2. They do not read or understand the loan contract. This is an unbelievable sin. To sign an agreement without knowing what has been agreed to is madness. It mostly happens because the borrower believes that it only says, in “legalese”, that the bank has loaned the money and the borrower has to pay it back. A bank loan contract has been drawn up by the best legal brains in Australia to ensure that the contract is all one way in favour of the bank. Sometimes it has been reviewed by a borrower’s lawyer, but most lawyers know the law well but have no idea about the credibility of financial statements or the verification of budgets. Not so long ago I discovered in a little obscure clause in the middle of a loan agreement , a clause providing that the borrower would sell one of their properties before a certain date. As the borrowers had not the slightest intention of doing that, either the bank or the borrowers were being dishonest and given the behaviour that I had seen from this bank, it was probably the bank that was dishonest. The bank got the borrower to sign up the day he left hospital aftre a major operation.
Someone in the major political parties must have been bribed or those parties have no interest in family businesses and farms, to make the politicians fight so hard to hide the dishonest practices of banks and regulators of which they had been repeatedly told by Votergram to every federal MP over about 20 years. I don’t have political favourites, but if I were an individual, a small business person or farmer taken to the cleaners by my bank, wealth manager or insurance company, I would certainly be putting my sitting MP last on the ballot paper at this year’s election if I was in a safe seat, unless they have been outstanding MPs. It would just send a message to teach them a lesson that if they want to be our representatives in parliament then they need to perform a lot better than they have been doing.

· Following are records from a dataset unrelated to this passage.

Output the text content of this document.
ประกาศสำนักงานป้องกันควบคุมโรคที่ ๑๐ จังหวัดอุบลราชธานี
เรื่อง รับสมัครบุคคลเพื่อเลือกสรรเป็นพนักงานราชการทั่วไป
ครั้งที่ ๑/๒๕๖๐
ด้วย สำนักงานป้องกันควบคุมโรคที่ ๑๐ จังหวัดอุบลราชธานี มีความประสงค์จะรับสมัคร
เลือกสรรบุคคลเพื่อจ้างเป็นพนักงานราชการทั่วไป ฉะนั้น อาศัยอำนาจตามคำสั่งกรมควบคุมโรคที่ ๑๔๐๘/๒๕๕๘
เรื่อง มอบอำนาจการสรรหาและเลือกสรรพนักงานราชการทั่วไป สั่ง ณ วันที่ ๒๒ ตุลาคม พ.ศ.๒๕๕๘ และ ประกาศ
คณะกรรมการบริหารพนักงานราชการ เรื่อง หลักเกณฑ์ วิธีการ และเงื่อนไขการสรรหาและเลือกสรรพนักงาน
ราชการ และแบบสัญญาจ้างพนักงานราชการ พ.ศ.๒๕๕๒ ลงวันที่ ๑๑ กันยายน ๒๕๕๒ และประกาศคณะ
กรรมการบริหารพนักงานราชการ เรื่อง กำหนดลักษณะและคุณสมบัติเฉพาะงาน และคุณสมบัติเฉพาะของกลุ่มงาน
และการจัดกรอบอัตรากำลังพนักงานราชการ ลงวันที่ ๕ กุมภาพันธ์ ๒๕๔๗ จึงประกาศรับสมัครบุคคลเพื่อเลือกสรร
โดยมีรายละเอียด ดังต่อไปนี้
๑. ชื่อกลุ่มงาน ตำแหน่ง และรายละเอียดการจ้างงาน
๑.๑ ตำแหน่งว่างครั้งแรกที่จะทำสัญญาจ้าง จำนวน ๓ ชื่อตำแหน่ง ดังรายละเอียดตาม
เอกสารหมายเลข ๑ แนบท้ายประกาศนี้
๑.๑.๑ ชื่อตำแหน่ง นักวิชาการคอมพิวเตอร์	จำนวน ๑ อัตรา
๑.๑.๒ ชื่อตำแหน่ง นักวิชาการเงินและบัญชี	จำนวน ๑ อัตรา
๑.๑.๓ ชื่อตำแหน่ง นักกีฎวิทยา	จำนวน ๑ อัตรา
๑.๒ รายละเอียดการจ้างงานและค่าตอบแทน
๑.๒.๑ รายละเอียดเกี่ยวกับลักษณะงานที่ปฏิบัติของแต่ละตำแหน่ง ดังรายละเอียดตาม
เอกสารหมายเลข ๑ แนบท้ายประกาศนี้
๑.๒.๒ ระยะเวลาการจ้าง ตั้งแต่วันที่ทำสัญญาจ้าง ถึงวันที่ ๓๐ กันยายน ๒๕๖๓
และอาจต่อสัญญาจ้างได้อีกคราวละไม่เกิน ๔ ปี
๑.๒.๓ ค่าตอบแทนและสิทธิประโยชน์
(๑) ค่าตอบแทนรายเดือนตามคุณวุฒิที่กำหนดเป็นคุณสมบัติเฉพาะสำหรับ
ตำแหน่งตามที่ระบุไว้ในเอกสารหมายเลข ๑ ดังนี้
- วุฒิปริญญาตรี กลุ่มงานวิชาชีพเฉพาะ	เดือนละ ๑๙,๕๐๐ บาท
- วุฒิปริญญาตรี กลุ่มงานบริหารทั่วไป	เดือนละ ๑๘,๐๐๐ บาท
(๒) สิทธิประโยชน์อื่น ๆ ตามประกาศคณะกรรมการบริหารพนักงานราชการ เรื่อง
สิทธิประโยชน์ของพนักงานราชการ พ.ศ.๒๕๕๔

Only votes hold politicians accountable.
Only marginal seats where a swing of less than about 6% of votes from the government to Labor in the final count, would elect a new MP, to determine who governs the country.
According to FairGO, voters in over 100 “safe” federal electorates do not have any impact on who wins government but they have total control over whether they send good, honest, capable people to parliament who will represent them (the voters) rather than just a political party, or not. You can find how safe or marginal your electorate is on Wikipedia’ 2019 electoral pendulum.